Prisoners Of No War In Particular

After listening to an interview of Sabin Willett on the Al Franken Show today, it becomes readily apparent that secrecy and this administration is a terrible mix. Especially if you are an innocent caught up in a terrorist dragnet in Pakistan.

Two detainees in Guantanamo are presently in limbo while a judge reviews his options on where to send them. The Uighur (pronounced WEE' - gar) detainees are Abu Bakker Qassim and A'del Abdu Al-Hakim and their lawyer is the aforementioned Sabin Willett. These two muslim men left China (not known to be particularly open to the muslim faith) around the time of the September terrorist attacks in the U.S. and were apprehended by Pakistan police thereafter. At the time, the United States had a bounty on terrorist suspects of $5,000 a head which was apparently paid for these two detainees. Originally placed in Afghanistan at an American Air Force base, they were then transported to Guantanamo for further interrogation.

After some difficulty finding a translator, interrogators eventually came to the conclusion that these men had no connection to September 11th, the Taliban, or Al Qaida. Upon learning of their plight from a Judge Advocate General in the Army, Willett took on the case for the two men and visited them in Guantanamo. From the article on linked above:

"When he first visited his clients last month, Willett learned that the military had ruled the men weren't combatants. He told the judge that the Bush administration never informed him and had implied in court papers that the detainees were ordinary enemy combatants."

From the radio interview, Willett added that upon finding out they the military had ruled them non-combatants he also learned that such a disclosure was secret. He is their lawyer, his clients are innocent, and he cannot tell anyone. An interesting sense of justice from administration and Pentagon officials.
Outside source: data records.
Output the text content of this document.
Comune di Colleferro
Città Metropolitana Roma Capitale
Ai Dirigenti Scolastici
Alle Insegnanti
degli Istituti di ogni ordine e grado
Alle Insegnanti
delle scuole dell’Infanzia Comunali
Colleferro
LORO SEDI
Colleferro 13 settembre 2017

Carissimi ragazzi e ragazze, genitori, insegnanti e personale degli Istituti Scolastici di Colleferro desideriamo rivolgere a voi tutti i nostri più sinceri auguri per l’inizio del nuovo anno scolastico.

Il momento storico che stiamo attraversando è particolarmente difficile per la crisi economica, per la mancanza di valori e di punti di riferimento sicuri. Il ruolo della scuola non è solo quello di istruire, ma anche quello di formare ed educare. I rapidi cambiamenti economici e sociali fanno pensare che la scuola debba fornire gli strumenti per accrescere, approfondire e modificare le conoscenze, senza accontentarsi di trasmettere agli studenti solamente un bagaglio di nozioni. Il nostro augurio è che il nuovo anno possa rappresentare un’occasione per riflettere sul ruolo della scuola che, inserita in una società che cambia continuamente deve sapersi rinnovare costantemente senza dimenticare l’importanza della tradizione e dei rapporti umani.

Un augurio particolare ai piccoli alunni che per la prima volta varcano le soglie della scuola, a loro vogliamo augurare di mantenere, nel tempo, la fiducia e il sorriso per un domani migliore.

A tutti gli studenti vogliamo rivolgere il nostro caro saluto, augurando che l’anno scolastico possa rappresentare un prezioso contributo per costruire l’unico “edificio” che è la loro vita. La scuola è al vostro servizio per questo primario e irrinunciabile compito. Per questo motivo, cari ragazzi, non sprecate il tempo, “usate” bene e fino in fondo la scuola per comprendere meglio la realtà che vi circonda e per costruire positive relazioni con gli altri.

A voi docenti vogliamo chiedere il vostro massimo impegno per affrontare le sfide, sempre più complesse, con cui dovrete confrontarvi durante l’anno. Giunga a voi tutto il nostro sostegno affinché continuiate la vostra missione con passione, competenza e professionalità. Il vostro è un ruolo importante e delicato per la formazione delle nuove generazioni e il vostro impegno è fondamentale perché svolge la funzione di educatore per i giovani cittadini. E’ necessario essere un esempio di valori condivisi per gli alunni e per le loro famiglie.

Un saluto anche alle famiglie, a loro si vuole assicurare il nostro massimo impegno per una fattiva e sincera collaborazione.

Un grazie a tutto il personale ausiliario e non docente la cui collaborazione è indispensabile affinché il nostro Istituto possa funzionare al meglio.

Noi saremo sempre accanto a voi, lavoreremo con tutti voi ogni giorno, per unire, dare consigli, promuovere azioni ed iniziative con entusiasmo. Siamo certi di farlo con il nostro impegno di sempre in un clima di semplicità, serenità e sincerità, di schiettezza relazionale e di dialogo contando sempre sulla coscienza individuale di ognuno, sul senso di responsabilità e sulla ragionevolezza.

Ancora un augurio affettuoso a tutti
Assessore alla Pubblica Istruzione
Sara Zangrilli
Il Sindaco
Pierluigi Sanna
Eventually their innocence was declassified, and Willett has pursued their release at the very least from the military base while the government tries to locate a country that will take them.
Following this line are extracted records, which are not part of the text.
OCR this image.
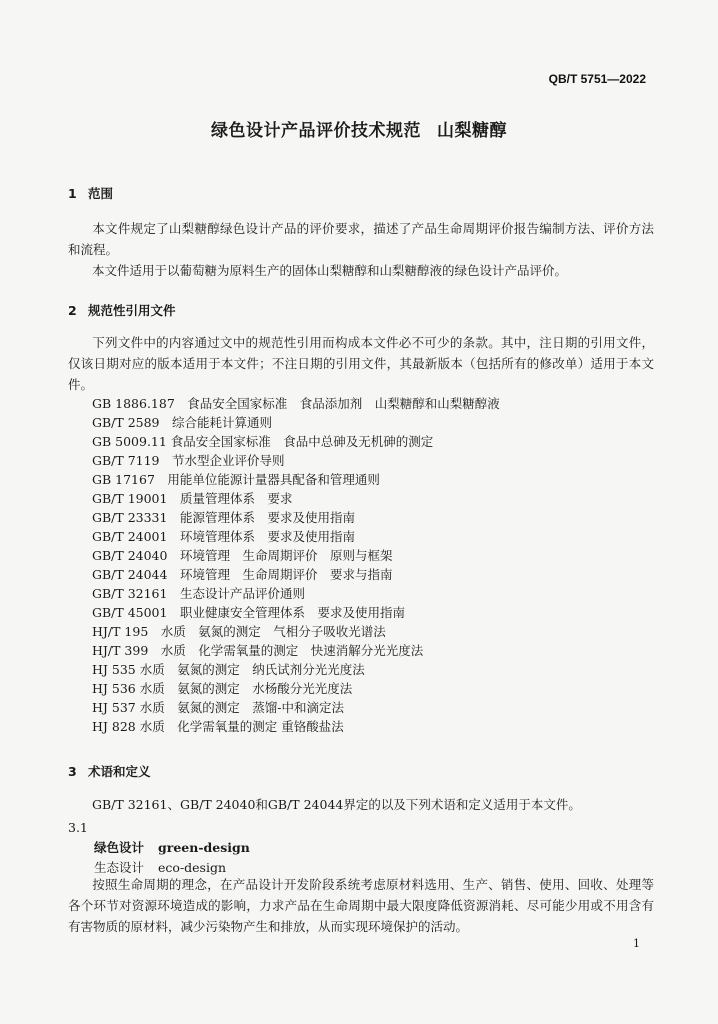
QB/T 5751—2022
绿色设计产品评价技术规范 山梨糖醇
1 范围
本文件规定了山梨糖醇绿色设计产品的评价要求，描述了产品生命周期评价报告编制方法、评价方法和流程。
本文件适用于以葡萄糖为原料生产的固体山梨糖醇和山梨糖醇液的绿色设计产品评价。
2 规范性引用文件
下列文件中的内容通过文中的规范性引用而构成本文件必不可少的条款。其中，注日期的引用文件，仅该日期对应的版本适用于本文件；不注日期的引用文件，其最新版本（包括所有的修改单）适用于本文件。
GB 1886.187　食品安全国家标准　食品添加剂　山梨糖醇和山梨糖醇液
GB/T 2589　综合能耗计算通则
GB 5009.11 食品安全国家标准　食品中总砷及无机砷的测定
GB/T 7119　节水型企业评价导则
GB 17167　用能单位能源计量器具配备和管理通则
GB/T 19001　质量管理体系　要求
GB/T 23331　能源管理体系　要求及使用指南
GB/T 24001　环境管理体系　要求及使用指南
GB/T 24040　环境管理　生命周期评价　原则与框架
GB/T 24044　环境管理　生命周期评价　要求与指南
GB/T 32161　生态设计产品评价通则
GB/T 45001　职业健康安全管理体系　要求及使用指南
HJ/T 195　水质　氨氮的测定　气相分子吸收光谱法
HJ/T 399　水质　化学需氧量的测定　快速消解分光光度法
HJ 535 水质　氨氮的测定　纳氏试剂分光光度法
HJ 536 水质　氨氮的测定　水杨酸分光光度法
HJ 537 水质　氨氮的测定　蒸馏-中和滴定法
HJ 828 水质　化学需氧量的测定 重铬酸盐法
3 术语和定义
GB/T 32161、GB/T 24040和GB/T 24044界定的以及下列术语和定义适用于本文件。
3.1
绿色设计 green-design
生态设计 eco-design
按照生命周期的理念，在产品设计开发阶段系统考虑原材料选用、生产、销售、使用、回收、处理等各个环节对资源环境造成的影响，力求产品在生命周期中最大限度降低资源消耗、尽可能少用或不用含有有害物质的原材料，减少污染物产生和排放，从而实现环境保护的活动。
1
These men deserve restitution for being obtained and held in the manner that they were, as well as an immediate release from Guantanamo as an act of good faith by the U.S. government. Their case represent the worst fears of civil liberty champions of the past three years: allowing the government to detain, interrogate, and punish people in secret with no recourse available to the individual.

Additionally, Sabin Willett made a point of saying that JAG lawyers were quite unhappy with the process as it stands now. I can't imagine anyone trained in law would ever be comfortable with military tribunals, secret evidence, and a government allowed to label anyone an enemy combatant.

Why does an open democratic republic condone such practices?